The roots of this crisis run deep. When the Supreme Court was established under the 1956 Act , it had just 10 judges besides the CJI, a number designed for a newly independent country with limited formal litigation culture. As India's economy expanded, its population multiplied, and its citizens grew more legally assertive, the caseload ballooned. The government responded with incremental amendments in 1960, 1977, 1986, 2009 , and most recently in 2019 , when the strength was raised to 34. Each increase bought temporary relief before the weight of pending cases surged again. The pattern has repeated itself for seven decades.
With Parliament not in session, the Centre has used the ordinance route , a constitutional provision under Article 123 allowing the President to promulgate legislation in urgent circumstances. The ordinance has immediate legal force but must be ratified by Parliament within six weeks of its reassembly. The government is expected to introduce a formal replacement bill during the Monsoon Session . The use of this route signals both the urgency the executive attaches to the matter and the recognition that waiting for the next session would mean continued paralysis.

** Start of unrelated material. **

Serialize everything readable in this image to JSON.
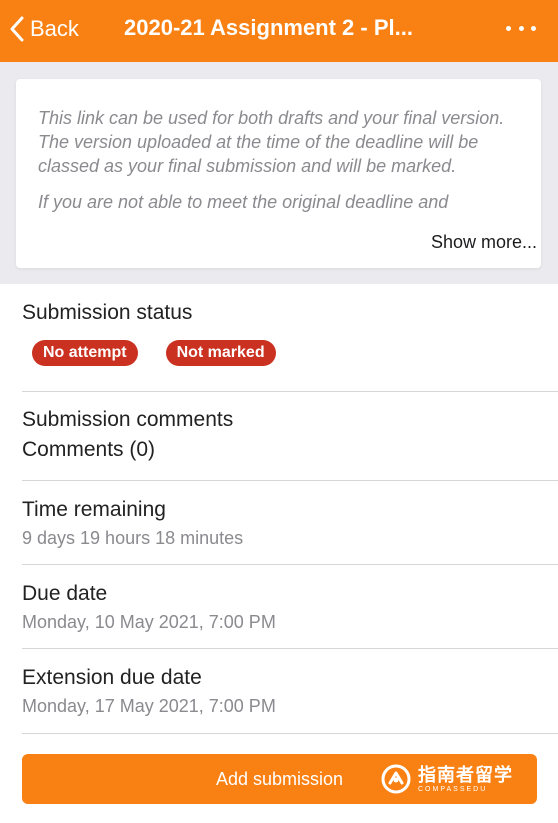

On the ground, the practical impact hinges on how quickly the Collegium acts. With two vacancies already existing before this ordinance, the apex court's recommendation body must now identify and clear six names for appointment. More judges means more benches sitting simultaneously, more matters taken up per day, and shorter gaps between filing and first hearing. It also opens the possibility of greater specialisation, dedicated benches for commercial disputes, environmental matters, and constitutional questions that demand sustained, undistracted judicial attention.
Yet legal experts are measured in their optimism. The Supreme Court's backlog, while alarming, is one layer of a much larger systemic crisis. High Courts across India collectively carry over five lakh pending cases . District courts are worse still. Judicial vacancies, inadequate infrastructure, and slow appointment pipelines compound the problem at every level. Four judges at the top, however symbolically significant, cannot by themselves fix a system where delays begin long before a case reaches the apex court.
What the ordinance does represent, unambiguously, is acknowledgment, that the status quo is untenable, that the burden on sitting judges is unsustainable, and that the state has a constitutional and moral obligation to keep the promise of timely justice . Whether this expansion is followed by deeper reforms in case management, court infrastructure, and appointment processes will determine whether Saturday's ordinance is remembered as a turning point or merely the latest in a long line of incremental adjustments to a court that keeps outgrowing its own design.